Image credit: unsplash.com

Author: Di Qing

The background,

With the large-scale expansion of servitization, service stability has been paid more and more attention. Cloud music began to build stability capacity in 2018, and finally became a universal capacity. Cloud music has probably experienced the following main stages, from the stage of streaked without stability guarantee ability in 2018 to the establishment of stability capacity. From the platform integration construction to improve the ease of use and efficiency, to the platform construction of plan management recently, every evolution can contribute to the overall stability of cloud music. Today, we mainly introduce some practices of the platform construction of plan.

1. What is the plan?

Baidu Encyclopedia explains it to me like this: pre-plan refers to the emergency response plan formulated in advance according to the category and impact degree of potential or possible emergencies based on evaluation and analysis or experience.

From a major national event to a very small one, there are plans involved:

  • For example, we often see some scenes in movies, PlanA, PlanB, PlanC… In fact, this is our plan. The implementation of PlanA, PlanB or PlanC depends on different scenarios.
  • Take this time will be coronavirus outbreak, in fact, the government already has its own series of plans to deal with different levels of emergency (emergency management department of the People’s Republic of China is mainly responsible for overall plan and organize the formulation of national emergency planning, guide regional departments deal with emergencies, emergency plan system construction and plan practice);
  • Cloud music often do large activities, do a lot of pressure testing and drills before the activities, during which the plan will be sorted out in the case of some events, such as a service can not carry, need to do some downgrading, if still can not carry need to continue to do downgrading or limiting flow, etc.;
2. Current situation of cloud music plan

In the process of ensuring large-scale cloud music activities, routine drills and pressure tests will be conducted for capacity assessment and mapping, and possible risks will be assessed and preventive preparations made.
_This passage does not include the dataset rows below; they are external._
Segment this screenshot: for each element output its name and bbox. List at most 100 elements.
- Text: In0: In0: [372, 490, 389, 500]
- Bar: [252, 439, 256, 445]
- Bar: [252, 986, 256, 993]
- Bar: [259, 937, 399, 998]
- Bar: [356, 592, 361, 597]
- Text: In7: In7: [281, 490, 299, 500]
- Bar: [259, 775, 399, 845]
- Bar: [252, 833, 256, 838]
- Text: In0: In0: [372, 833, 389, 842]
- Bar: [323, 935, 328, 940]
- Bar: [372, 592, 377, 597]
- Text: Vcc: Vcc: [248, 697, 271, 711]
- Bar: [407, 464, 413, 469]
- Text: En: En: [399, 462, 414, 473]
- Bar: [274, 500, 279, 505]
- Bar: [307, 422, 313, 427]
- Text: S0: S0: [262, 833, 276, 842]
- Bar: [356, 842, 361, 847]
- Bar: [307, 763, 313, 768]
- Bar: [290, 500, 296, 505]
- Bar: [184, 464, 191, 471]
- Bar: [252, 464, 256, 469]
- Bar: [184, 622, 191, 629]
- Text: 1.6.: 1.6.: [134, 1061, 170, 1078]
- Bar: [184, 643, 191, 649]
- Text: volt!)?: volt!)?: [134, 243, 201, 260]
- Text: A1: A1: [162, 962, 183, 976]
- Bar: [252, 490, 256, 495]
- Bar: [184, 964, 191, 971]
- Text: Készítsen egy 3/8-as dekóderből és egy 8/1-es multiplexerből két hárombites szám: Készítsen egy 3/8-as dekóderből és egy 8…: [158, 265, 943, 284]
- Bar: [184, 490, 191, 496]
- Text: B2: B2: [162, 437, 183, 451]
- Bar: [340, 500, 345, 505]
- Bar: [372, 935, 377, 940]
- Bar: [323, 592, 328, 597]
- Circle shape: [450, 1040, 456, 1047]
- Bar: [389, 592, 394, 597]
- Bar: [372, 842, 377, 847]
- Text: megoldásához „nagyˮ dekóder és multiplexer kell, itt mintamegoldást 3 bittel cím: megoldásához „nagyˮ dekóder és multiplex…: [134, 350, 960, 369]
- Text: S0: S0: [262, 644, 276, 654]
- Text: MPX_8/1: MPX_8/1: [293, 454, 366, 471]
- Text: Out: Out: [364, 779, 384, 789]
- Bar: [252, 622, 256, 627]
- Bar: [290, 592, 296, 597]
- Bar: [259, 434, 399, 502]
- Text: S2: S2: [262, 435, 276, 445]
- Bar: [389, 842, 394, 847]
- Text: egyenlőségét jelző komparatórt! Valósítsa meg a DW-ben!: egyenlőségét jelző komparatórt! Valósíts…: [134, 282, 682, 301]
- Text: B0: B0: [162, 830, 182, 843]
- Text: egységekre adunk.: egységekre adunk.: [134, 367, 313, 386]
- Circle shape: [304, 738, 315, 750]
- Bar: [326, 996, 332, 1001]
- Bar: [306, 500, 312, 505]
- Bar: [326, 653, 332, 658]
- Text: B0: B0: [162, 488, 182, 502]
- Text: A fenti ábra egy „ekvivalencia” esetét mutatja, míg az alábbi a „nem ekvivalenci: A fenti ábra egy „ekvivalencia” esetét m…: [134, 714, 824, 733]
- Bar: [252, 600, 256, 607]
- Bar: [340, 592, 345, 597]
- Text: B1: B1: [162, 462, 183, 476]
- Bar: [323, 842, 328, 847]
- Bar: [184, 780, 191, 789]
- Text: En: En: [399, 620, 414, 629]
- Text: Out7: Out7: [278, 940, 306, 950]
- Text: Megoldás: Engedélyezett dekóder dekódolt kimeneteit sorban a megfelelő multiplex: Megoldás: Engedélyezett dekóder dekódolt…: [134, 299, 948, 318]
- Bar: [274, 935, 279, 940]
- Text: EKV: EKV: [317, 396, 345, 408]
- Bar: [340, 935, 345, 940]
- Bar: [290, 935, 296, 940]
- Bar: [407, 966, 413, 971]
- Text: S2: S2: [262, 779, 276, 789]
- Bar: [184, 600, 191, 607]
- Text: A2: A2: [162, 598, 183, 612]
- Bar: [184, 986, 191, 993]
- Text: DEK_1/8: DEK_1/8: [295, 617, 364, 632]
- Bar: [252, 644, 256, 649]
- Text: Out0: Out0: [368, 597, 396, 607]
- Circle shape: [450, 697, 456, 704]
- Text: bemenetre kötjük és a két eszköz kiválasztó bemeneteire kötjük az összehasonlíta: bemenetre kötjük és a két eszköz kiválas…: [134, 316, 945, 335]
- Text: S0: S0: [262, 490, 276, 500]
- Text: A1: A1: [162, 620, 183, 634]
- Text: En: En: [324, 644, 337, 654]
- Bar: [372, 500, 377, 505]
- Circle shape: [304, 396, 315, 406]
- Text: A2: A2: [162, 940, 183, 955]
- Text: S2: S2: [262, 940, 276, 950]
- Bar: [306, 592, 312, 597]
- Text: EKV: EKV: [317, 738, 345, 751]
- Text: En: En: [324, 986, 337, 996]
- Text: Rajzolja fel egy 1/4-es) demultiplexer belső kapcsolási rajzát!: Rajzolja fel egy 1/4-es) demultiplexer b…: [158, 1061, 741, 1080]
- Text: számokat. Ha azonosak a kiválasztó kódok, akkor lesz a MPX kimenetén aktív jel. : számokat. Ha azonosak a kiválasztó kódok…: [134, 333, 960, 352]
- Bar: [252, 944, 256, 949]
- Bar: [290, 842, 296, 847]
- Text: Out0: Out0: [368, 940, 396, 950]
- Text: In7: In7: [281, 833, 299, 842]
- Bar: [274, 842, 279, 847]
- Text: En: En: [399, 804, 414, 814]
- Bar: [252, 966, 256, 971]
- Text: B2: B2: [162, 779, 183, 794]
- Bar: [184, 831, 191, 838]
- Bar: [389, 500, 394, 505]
In fact, these preparations are plans, such as Plan A and Plan B. Before that these plans are maintained on the wiki (for example, the business side typhoon project Plan), or on our own notepad, when A specific scenario happened we will go to execute the Plan A or Plan B, all this is scattered and not unified, ling collaboration when it comes to A large number of personnel cost very high preparedness enforceability will be poor; Another point is the lack of rehearsal, can not achieve the effectiveness of the plan;

3. What does the plan look like?

What exactly is the plan and what capabilities does it provide? Plan generally have some common ability, let’s go to the search engines search plan can get all kinds of answers, but can be summarized as the following several parts, such as the purpose of this plan, the applicable scope, plan, plan, the trigger condition, a situation () after the plan execution, post processing (such as how to restore) some of the items,

  • Purpose and scope of application of the plan: The plan is mainly used to complete what kind of matters, which scenarios can be used, such as pressure testing scenarios, what level of activities are guaranteed, etc.
  • Trigger conditions: open what is the condition of the plan, normally we will according to the state of our system needs to be enabled to see which plan, such as by monitoring, alarm and so on to tell us the current system of the state, if the plan execution conditions, such as when and how the server timeout threshold, will open the current limit or active relegation plans;
  • How to recover: In general, the plan is set up for a certain emergency scene, so after the completion of the plan, some follow-up work needs to be done to restore the plan to the normal state;
  • Achievement status: After the implementation of the plan, it is necessary to fill in some achievement status in time to verify whether the plan meets expectations. If not, it is necessary to record events that do not meet expectations to provide data support for subsequent optimization and review of the plan;
  • Plan level: In general, we will set some levels for the plan. When we see this level, we will know the importance of the current plan and whether it will damage the information, so that it is easier to do some upper-level sorting. The following is the hierarchical description of cloud music plan:
    • L0 plan: pre-planned plan, which has minimal impact on business and no perception to users (no perception of operation experience);
    • L1 plan: damage to services (affecting business data, etc.) has been reported to the service line during plan preparation.
    • L2 plan: Generally, the impact is relatively large, so it can only be implemented after on-site decision;

In the current plan platform, the purpose of the plan, the scope of application, the implementation conditions, how to recover, and the realization of the plan are relatively simple. They are all filled in the description of the plan, but not expanded.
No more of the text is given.